Durante un tiempo, en las escuelas empezó a plantearse el “acá” como una exageración probable. Podía ser que los choferes hubieran escuchado mal, que el oso hubiera gruñido como cualquier oso y, en ese sonido, ellos hubieran agregado algo más. Ellos o los que se fueron pasando de uno en uno la leyenda. Hacía falta esa gracia, esa distinción. Un oso que habló y que indicó con precisión, que hizo lo necesario para ordenar, para decir lo que debía ser y que lo entendieran. Para que no prosperara un exceso de racionalidad, se indicó por ley municipal a las escuelas una versión oficial que dejaba en claro que el oso, en efecto, había dicho esa única palabra.

Por eso, en los dibujos de este pasaje, que son la mayoría, de los osos distintos, sale siempre un globo o una nube con esas tres letras enmarcadas en signos admirativos: ¡acá!

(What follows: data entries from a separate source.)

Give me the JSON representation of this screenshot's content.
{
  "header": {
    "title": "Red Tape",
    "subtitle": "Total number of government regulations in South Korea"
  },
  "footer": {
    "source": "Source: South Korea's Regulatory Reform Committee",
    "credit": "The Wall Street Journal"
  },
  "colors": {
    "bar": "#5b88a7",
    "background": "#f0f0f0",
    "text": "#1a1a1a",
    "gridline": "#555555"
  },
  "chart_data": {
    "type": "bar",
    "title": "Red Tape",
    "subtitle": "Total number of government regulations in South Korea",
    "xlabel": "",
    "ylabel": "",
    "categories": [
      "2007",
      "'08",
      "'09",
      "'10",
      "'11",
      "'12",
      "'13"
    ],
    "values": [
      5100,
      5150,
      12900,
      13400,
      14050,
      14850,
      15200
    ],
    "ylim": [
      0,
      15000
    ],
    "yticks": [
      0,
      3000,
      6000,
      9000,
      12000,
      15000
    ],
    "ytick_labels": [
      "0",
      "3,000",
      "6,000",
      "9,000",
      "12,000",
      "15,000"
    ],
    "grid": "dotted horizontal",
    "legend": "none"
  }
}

Los choferes se asustan al principio, se miran entre sí, se consultan. ¿El oso habló? ¿El oso hizo que la camioneta se caiga, se rompa, se detenga? Después, se recomponen: claro que no habló, claro que fue un accidente. Detrás de la lona, el oso está bien y tranquilo. Lo vuelven a tapar, se las apañan para seguir. Consiguen ayuda. Cuando vuelven a subir, lo escuchan de nuevo: “¡Acá!”, dice el oso, y el coche no avanza. Revisan al animal y el motor: no hay nada extraño. En algunos relatos, la acción se repite, como en todos los cuentos clásicos, tres veces idéntica con los mismos resultados. Deciden probar otras cosas y entonces, como pueden, apoyan en el suelo la jaula de Natalio.

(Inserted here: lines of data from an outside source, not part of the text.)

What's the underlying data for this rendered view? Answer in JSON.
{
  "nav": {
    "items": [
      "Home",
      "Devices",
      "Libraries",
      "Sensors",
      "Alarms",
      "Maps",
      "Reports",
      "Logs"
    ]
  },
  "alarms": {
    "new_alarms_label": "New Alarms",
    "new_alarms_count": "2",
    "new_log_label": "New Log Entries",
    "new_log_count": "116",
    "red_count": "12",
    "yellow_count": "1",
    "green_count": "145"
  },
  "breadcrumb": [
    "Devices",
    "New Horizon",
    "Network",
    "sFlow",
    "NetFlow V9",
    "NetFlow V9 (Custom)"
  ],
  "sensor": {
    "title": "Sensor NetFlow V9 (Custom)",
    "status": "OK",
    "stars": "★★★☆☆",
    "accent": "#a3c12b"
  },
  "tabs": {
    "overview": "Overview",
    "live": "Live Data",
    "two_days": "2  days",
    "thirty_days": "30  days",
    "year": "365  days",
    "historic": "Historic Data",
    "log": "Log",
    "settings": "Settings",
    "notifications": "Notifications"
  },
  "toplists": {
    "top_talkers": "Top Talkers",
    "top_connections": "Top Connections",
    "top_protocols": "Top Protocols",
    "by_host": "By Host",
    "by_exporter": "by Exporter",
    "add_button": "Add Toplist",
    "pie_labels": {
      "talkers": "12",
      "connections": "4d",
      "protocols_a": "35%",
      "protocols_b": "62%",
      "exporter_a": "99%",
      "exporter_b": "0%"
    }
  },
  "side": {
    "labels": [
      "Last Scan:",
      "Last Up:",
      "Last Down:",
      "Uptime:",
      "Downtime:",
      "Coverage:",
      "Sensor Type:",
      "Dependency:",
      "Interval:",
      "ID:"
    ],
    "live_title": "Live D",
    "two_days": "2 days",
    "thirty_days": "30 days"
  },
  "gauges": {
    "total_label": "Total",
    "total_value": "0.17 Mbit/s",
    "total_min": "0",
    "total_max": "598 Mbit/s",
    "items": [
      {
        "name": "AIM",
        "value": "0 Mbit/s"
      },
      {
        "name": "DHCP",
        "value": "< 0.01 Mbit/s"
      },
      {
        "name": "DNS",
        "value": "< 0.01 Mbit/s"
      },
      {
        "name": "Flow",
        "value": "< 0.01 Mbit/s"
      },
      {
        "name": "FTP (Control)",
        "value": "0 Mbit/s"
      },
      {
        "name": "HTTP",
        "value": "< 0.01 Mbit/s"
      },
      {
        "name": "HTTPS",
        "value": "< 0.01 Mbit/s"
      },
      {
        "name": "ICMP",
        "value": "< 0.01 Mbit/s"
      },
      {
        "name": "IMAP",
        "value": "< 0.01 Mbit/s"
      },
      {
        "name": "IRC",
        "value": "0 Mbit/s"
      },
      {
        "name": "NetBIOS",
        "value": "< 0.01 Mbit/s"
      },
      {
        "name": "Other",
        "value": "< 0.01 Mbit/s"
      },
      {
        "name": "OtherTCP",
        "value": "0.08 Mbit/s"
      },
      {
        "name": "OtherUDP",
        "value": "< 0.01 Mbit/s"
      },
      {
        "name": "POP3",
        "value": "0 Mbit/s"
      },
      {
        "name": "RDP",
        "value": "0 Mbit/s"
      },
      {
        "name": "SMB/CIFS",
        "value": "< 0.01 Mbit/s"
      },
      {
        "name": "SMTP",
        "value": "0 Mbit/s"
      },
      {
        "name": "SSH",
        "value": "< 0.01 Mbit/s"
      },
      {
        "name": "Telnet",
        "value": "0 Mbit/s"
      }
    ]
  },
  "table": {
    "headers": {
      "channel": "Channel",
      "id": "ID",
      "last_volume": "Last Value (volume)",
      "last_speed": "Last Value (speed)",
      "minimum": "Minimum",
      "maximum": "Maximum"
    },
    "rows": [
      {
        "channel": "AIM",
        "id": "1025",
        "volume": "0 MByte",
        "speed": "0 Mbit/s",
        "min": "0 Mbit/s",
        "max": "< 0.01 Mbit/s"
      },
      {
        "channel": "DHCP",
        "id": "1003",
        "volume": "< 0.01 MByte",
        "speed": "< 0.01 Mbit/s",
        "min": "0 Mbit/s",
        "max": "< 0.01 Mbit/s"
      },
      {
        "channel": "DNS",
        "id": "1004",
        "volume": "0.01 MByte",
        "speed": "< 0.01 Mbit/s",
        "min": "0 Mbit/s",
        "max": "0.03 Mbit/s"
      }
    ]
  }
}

Con ese movimiento, la camioneta arranca, los hombres, si quisieran, podrían seguir su camino. Pero, cuando devuelven la jaula a la camioneta reparada, se descompone otra vez: insiste en la avería. Es inútil. Es evidente.

La gente llega y se agolpa. No muchos, aunque casi todos. Los que en ese tiempo eran el pueblo. Sucede el milagro y empieza la tercera escena.

El oso se para en sus patas traseras, sale erguido de su jaula, así camina hasta lo que parece un punto cualquiera en el campo y, como un buda, cruzando las piernas, apoyando las garras en los muslos, impasible, se sienta. Nadie se acerca, pasa un rato y crece el viento, se arma una tormenta sin nubes, sin agua. De todos los árboles, que entonces eran muchos, bajan pájaros y lo rodean. Se quedan ahí, mirándolo. El oso no hace nada. Los pájaros, todos juntos, sincronizan un canto. La gente que está en el lugar, en el momento, decide que ese canto es perfecto y luminoso, que es una voz divina.

Algunos dibujos representan el sonido con un aura amarilla, otros ponen en el cielo pintado de celeste o púrpura vocales colgando como guirnaldas.

Con el tiempo, el oso murió y levantaron el templo. Todos los veranos, vuelven los pájaros, hacen sus ruidos, llenan las cornisas y los marcos de las ventanas, de los portales. A su canto el pueblo responde con la tradición y pregunta:

“¿Por qué se sentó el oso acá?”

“¿Por qué se sentó el oso acá?”

“¿Por qué se sentó el oso acá?”

Tres veces, como en las fábulas, en los conjuros, en los cuentos infantiles.

Con hocicos de cartapesta, con túnicas pardas y garras armadas con pezuñas de chancho, todos le damos forma al silencio más mudo del año y nos llevamos colgada de algún lado, como una medalla invisible, una respuesta. Con eso vivimos, hasta el próximo verano. Sabemos que, antes del oso, teníamos un pueblo sin templo y sin fiesta, un escudo insulso, una cita en latín; no teníamos nada.